Once established in offices in the capital or regional or provincial headquarters, bureaucrats and bankers quickly become over-committed regarding their time, unless they are idle and incompetent, or exceptionally able and well-supported. There are times of the year, during the budget cycle, performance review, preparing and approving business plans, supervising proper juxtaposition of figures on the spreadsheet, when they cannot contemplate leaving their desks. The very emphasis on agricultural and rural development creates work, which further restricts them in their offices. All this leads to their distancing from the grassroots and they start viewing all issues with a telescopic lens.
If the head of the department or organisation is inactive, he may be relatively free.
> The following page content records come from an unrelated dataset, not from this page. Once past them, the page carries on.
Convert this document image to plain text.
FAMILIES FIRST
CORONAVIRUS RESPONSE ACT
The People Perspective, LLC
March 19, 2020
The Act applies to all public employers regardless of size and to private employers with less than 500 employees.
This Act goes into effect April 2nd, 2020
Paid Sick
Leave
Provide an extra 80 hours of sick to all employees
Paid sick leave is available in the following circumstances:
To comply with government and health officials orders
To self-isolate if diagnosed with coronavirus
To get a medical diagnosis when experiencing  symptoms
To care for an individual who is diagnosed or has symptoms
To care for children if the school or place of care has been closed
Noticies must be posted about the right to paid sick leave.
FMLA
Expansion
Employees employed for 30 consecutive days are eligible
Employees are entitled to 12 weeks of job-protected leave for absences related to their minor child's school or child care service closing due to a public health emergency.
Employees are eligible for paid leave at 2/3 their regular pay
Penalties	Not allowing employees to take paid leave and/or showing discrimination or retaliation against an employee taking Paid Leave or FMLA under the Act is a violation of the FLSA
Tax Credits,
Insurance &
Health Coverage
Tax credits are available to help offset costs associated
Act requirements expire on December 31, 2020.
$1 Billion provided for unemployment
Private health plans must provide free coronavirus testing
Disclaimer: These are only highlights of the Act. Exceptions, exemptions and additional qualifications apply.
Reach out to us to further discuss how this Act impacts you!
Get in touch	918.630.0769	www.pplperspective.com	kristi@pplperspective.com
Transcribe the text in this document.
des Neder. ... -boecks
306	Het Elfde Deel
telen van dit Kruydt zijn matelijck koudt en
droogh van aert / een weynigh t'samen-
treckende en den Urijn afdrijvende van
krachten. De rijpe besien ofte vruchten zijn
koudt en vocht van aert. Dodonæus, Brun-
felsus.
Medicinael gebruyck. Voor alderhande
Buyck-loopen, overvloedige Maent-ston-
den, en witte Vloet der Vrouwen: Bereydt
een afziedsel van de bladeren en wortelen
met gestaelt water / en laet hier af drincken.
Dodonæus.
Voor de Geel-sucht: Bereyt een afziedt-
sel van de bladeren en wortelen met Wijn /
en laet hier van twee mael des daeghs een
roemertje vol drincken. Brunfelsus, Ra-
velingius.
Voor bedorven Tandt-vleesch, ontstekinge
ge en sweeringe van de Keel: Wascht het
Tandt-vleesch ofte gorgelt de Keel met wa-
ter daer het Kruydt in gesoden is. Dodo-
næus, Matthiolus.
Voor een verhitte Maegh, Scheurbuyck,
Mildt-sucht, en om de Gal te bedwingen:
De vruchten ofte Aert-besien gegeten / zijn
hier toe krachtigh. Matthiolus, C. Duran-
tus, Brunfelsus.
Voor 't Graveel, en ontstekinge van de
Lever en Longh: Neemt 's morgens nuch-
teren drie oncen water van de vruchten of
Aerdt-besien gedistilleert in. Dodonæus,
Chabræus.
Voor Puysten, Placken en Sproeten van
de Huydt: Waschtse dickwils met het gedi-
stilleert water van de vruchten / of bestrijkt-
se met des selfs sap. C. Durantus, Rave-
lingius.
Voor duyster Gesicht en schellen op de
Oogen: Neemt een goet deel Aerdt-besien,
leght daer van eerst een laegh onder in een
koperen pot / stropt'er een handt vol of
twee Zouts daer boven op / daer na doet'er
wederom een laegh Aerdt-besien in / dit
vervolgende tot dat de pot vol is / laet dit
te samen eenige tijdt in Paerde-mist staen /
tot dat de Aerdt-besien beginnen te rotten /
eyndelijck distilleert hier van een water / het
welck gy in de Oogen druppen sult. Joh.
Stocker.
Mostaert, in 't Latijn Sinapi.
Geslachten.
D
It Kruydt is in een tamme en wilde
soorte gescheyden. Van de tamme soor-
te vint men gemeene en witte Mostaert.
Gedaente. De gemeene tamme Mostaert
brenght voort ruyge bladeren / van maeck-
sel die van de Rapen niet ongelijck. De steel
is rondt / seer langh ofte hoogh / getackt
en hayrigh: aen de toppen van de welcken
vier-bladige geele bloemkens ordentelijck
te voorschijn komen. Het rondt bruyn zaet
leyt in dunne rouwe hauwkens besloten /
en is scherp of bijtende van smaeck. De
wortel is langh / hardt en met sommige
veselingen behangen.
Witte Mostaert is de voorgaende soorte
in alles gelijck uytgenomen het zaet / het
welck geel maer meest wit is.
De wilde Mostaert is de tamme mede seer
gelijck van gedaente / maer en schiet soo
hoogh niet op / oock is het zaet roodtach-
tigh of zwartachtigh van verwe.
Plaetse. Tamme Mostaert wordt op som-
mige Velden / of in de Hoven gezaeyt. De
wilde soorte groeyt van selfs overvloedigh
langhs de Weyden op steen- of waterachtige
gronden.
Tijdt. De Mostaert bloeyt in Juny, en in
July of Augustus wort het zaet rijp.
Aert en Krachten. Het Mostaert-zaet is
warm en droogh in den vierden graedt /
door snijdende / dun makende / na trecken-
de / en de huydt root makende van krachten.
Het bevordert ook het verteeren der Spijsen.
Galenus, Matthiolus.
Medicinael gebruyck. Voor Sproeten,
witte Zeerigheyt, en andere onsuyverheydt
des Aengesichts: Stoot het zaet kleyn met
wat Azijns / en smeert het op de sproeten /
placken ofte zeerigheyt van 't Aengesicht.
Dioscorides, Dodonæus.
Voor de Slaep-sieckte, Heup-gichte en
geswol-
But the more he tries to drive his goals and introduce new management techniques that he picks up from the occasional seminars that are part of his professional circuit, the busier is the official. Post-seminar and workshop organisation consume further precious time: business cards sorted, emails sent to essential participants with brief but pithy sentences praising their ideas, and acknowledging with appreciation emails from participants who have similarly eulogised him.
By then it will be time for the next seminar. The same formalities have to be completed again. Registration, travel and hotel bookings, a short background paper prepared by the subject expert in the organisation. The circuit continues, and the networking process keeps sprawling, spawning a planet of its own. So the more paperwork is generated, the more coordination and integration are called for, the more reports have to be written and read, and the more inter-departmental coordination and liaison committees set up. The more important these committees become, the more members they have, the longer their meetings take, and the longer their minutes grow. The demands of aid agencies are a final straw, requiring data, justifications, reports, evaluations, visits by missions, and meetings with ministers. Each member is on so many committees that it is hard to ensure that he at least marks his attendance even though he may be mentally occupied with the agenda of another meeting. The staff has to spend overtime processing data, finding logical conclusions and marshalling arguments to support their assumptions. A whole battery of staff is immersed in designing flip charts and preparing PowerPoint presentations, embellishing them with illustrations, charts and tables and drafting executive summaries of committee reports. The grip of the urban offices, capital traps and elite activities has tightened for the government, aid agency and NGO staff alike: more and more emails, meetings, negotiations, reports, often with little staff. Participation has risen in the pandemic of incestuous workshops, many of them about poverty, consuming even more precious time.
Poverty is now a trillion dollar industry. The poor wait with blank stares as entourages of convoys come and go leaving them in wonder what this whole circus is all about.